Ray St. Louis
1/10/04

                                           BETWEEN THE LINES

The recent discovery of mad cow disease in at least one American cow - a cow that, thanks to an
exhaustive and lengthy investigation by our finest intelligence agencies, we now know to be of
Canadian origin – raises serious questions.

Chief among these questions is one that I believe to be on the minds of many Americans. A question
that, up to this point, has remained unspoken. A question that, in spite of its shocking connotations,
needs to be asked: could this be an act of Canadian terrorism directed toward the United States?

Sure, it would be easy to write off this mad cow infestation as just another instance of lax government
oversight from an administration so beholding to powerful corporate interests that it puts profits ahead
of public safety. But believing such would be doing exactly what the terrorists want us to do: that is,
blame one another and fight amongst ourselves.

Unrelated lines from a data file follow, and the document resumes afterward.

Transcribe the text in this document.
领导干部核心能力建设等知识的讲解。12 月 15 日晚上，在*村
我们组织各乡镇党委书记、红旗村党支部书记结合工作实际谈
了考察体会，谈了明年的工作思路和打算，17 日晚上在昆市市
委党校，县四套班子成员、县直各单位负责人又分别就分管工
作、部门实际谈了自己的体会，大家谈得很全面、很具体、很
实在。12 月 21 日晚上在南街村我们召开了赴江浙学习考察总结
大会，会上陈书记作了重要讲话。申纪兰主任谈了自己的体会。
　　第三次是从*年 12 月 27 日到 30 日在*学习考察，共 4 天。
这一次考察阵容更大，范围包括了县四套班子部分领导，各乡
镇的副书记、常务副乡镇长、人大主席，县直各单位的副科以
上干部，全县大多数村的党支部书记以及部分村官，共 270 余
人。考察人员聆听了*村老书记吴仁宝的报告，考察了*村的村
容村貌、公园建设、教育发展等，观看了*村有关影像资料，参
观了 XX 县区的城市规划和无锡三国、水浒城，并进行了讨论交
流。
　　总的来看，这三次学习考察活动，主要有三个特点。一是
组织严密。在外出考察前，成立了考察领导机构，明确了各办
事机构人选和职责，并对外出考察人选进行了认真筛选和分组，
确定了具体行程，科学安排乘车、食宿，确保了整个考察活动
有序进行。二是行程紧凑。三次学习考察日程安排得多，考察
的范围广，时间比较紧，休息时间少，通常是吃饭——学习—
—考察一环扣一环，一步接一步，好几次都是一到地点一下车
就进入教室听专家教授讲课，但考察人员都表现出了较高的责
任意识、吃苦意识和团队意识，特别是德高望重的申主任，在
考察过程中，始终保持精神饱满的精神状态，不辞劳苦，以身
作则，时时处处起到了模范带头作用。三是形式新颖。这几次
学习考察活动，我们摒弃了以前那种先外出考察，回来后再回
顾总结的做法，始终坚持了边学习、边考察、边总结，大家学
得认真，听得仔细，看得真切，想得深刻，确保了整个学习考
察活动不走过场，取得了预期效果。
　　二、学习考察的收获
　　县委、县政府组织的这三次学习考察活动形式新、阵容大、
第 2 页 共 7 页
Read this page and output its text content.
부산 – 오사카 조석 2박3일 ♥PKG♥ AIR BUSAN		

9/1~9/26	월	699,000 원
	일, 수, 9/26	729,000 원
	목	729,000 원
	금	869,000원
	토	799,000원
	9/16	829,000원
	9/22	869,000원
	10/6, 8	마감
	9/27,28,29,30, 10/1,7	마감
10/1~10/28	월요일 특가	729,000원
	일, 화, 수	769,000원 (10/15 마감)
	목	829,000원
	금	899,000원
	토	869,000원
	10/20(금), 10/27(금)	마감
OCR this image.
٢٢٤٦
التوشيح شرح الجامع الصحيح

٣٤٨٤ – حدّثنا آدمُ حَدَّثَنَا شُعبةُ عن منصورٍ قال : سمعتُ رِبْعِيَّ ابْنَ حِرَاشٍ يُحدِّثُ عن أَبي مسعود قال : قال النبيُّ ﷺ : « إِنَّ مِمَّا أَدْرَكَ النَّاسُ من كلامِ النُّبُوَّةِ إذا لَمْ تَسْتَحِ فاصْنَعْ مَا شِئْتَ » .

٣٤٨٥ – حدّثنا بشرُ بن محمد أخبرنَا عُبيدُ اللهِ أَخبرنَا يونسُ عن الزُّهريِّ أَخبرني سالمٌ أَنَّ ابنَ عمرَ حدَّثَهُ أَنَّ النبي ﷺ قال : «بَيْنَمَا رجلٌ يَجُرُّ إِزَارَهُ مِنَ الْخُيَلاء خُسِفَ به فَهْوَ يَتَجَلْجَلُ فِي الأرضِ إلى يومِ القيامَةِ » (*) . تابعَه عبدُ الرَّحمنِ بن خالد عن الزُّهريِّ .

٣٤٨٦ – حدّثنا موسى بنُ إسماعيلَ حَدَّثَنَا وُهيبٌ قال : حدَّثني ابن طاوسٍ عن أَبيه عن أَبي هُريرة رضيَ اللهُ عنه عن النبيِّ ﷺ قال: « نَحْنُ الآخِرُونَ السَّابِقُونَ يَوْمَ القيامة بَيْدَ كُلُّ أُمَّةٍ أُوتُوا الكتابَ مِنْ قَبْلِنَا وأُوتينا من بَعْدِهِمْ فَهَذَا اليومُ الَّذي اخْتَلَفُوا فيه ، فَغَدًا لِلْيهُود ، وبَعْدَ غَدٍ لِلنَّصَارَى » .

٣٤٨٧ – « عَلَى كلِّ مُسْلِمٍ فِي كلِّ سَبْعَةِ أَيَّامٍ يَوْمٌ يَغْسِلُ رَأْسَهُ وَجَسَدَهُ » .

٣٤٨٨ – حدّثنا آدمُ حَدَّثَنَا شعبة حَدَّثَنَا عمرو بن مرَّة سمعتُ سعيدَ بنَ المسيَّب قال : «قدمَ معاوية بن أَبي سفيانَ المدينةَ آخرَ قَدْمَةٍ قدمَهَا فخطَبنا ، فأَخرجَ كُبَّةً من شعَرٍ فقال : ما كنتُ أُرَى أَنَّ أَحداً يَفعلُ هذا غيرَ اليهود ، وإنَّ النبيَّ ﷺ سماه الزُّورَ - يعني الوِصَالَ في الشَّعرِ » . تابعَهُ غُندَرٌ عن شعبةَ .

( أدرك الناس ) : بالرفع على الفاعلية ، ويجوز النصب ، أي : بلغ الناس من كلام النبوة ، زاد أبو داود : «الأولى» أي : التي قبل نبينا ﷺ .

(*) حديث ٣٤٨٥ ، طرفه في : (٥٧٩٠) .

The truth is that the time may have arrived for taking a more critical look at our seemingly docile
neighbor to the north.

Let's look at the facts. This diseased cow, although part of a Washington State herd, was most likely
infected through contaminated feed while still a calf – IN CANADA. Also, the main countries among our
former allies that refused to send troops to assist the U.S. in the Iraq war were France, Germany,
Russia – AND CANADA. Coincidently, the main countries that our government has banned from
participating in billions of dollars worth of Iraq reconstruction contracts are France, Germany, Russia –
AND CANADA.

I realize the idea that peace-loving non-threatening Canada could actually be an enemy of the United
States may be a difficult one to wrap one’s brain around. On the other hand, who would have ever
thought France - the home of fine wines, chocolate mousse, and spinach soufflés - would turn out to
be an enemy? Is it mere coincidence that a sizable percentage of Canadians speak French as their
primary language? I think not.

Evidently, we Americans have a lot more enemies out there in the world than we thought; and our
government is finding more every day. Fortunately, we still have strong and powerful allies like the
British, and…well…I guess that’s about it.

Which makes the Canadian situation somewhat puzzling since Canada is part of Great Britain, sort of.
All I can think is that The Canadians have had enough of the British Commonwealth and are finally
ready to dump the Queen and stand on their own, and they’re beginning their rebellion by attacking
America as the more-accessible ally of their former overlords.

What better way to carry out that attack than sabotaging our supply of beef? This action threatens to
cause more damage to the American economy that any event since 9/11. And then there’s the
symbolic value: attacking beef is like attacking Texas, the home state of President George W. Bush.

Fellow Americans, it is time for us to strike back at these Canadians just as we did with the traitorous
French. First of all, I suggest we discontinue use of the phrase “Canadian bacon.” Instead, I propose
we substitute one of the following: 1) Civilization bacon, 2) Coalition bacon, 3) Conquest bacon.

I’m leaning toward “Coalition bacon” since “civilization” is a bit obscure and “conquest” a bit heavy
handed. Of course, we’ll also have to start referring to “Coalition Dry” ginger ale and “Coalition Club”
whiskey. There might be some trademark problems here, but who’s worrying about intellectual
property when freedom is at stake.

Next, we’ll have to seriously tighten our northern border to prevent infiltration. Even now as we speak,
Canadian terrorists could be sneaking on snowshoes across vast stretches of unprotected Minnesota,
North Dakota or Montana border carrying gunnysacks of contaminated cow feed.

Finally, we should probably just dissolve the National Hockey League since it is thoroughly and
incurably riddled with Canadians.

Cut Canada off, I say. Nip this threat in the bud. What have we got to lose except the better half of
Niagara Falls?

As far as that goes, we could easily take all of Niagara with a preemptive military strike.